March 24th: Lunar gardening

The fence is almost done! I’ve just got to finish some final joins and strengthening (in case of particularly persevering animals!) and then it’s complete! Chicken-proof! Deer-proof! Cinghiale-proof! Too optimistic?! Never.

In my haste to get the fences up I may have missed the PERFECT week to plant the potatoes. Well, assuming I am still attempting to plant by the moon… Never heard of it? Nor had I. Planting by the moon has been a long standing way of farming for many hundreds of years. The Italians being the Italians, following their favourite motto of “If it’s not broke, don’t fix it” have for the most part preserved this way of producing food. (Arguably there could be better mottoes when it comes to the running of political parties but no one’s complaining about their tomatoes!) 

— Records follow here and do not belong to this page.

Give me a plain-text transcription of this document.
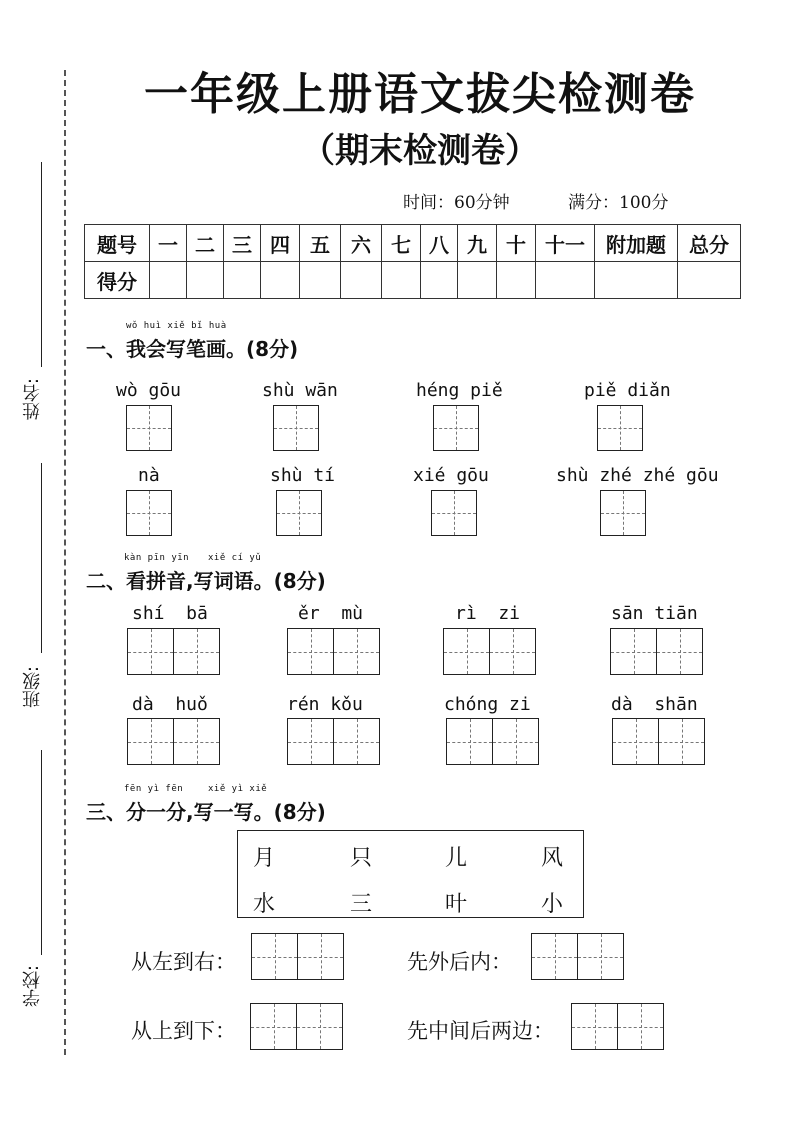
姓名:
班级:
学校:
一年级上册语文拔尖检测卷
（期末检测卷）
时间：60分钟	满分：100分
题号	一	二	三	四	五	六	七	八	九	十	十一	附加题	总分
得分													
wǒ huì xiě bǐ huà
一、我会写笔画。(8分)
wò gōu	shù wān	héng piě	piě diǎn
nà	shù tí	xié gōu	shù zhé zhé gōu
kàn pīn yīn xiě cí yǔ
二、看拼音,写词语。(8分)
shí  bā	ěr  mù	rì  zi	sān tiān
dà  huǒ	rén kǒu	chóng zi	dà  shān
fēn yì fēn	xiě yì xiě
三、分一分,写一写。(8分)
月	只	儿	风
水	三	叶	小
从左到右：	先外后内：
从上到下：	先中间后两边：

The basic premise is that the moon affects plant life and you should use it’s powers to enhance your gardening. At it’s mildest, lunar gardening encourages you to plant things that grow underground (root veg etc) when the moon is waning and those which grow above ground when the moon is waxing. At it’s most extreme it details that there are 14 fruitful days a month according to the signs of the zodiac and nothing should be planted on a Sunday because it is deemed a barren day, too hot- the Sun’s day.

My sceptical (and forgiving) side is willing to believe that I haven’t missed the moment for potato planting. But, with Italy being known for it’s food and the surrounding farmers all taking planting by the moon quite seriously I am making it my priority to get digging!

March 21st: The Cinghiale returns

Since Spring seems to be springing I have been spending a lot more time outside sorting out the land for the summer growing season. We have an olive grove, a vineyard and a vegetable patch that continues to grow in size; we have our work cut out!

The olives are in the final phase of being pruned and prior to the next downpour they will be fed. The main priorities at the moment seem to be linked to fending off animals. I’m trying to get the fence up around the vines as quickly as possible, before the dreaded deer and cinghiale arrive. As you may remember from my 12th July blog they are not my favourite friends…to put it lightly. They are the plague of the area… to put it accurately. The deer whilst to look at are beautiful, eat everything that you don’t want them to eat and leave the rest. On the other hand the cinghiale, a tad less beautiful, appear to serve no purpose for me apart from at dinner time. They were re-introduced to improve hunting in the area but reproduce faster than we can shoot them. The growing wolf population may help although they seem to prefer to pilfer a few lambs instead of having to tackle a stroppy and protective cinghiale sow.

Anyway the fences are about halfway done. Meanwhile, whilst the cinghiale ravage any root in their way the chickens seem intent on ruining the strawberry patch. Or indeed anything green and growing. I don’t want to have to cage off everything! Not only because I believe there are better things to do (like watch my black and white teams lose…again)! But one thing is clear this week, deer 1, cinghiale 1, chickens 1, British expat nil. Where’s the “black and white” shirt?

March 14th: Waterfall walk

It finally feels like Spring is gearing up. Flowers, birds, sunshine, people are looking less grumpy! I am planning on getting outside this weekend… definitely…. not watching the football… honest.

While I was looking for a good walk I came across this website which has loads of walks and local tips. I think I’m going to follow their High on the Magra walk as a guideline. I have walked around here a lot but have only made it up to these waterfalls once before (and on a bad choice of days- misty followed by rain!). The walk takes you through the village of Pracchiola, through chestnut woods, and “… along the upper reaches of the Magra to a gentle and dramatic waterfall.” The website  says that the walk isn’t too difficult but then they mention rock climbing and not bringing small children with us. Wish me luck!

Monday 3rd March: Massa Carnival

I’m really enjoying carnival and making the most of it especially as we don’t celebrate it at all in the UK (other than a few pancakes!) Massa seems to provide the best celebration around here, filling the squares and outdoor areas of the city with fun particularly aimed at children and young people. I went on Sunday it was great and silly, with lots of music, dancing and costumes; as carnival should be.

Oh, and, as I’m sure you assumed our olive oil didn’t win any prizes in Filattiera! We did meet some proper olive aficionados’ though!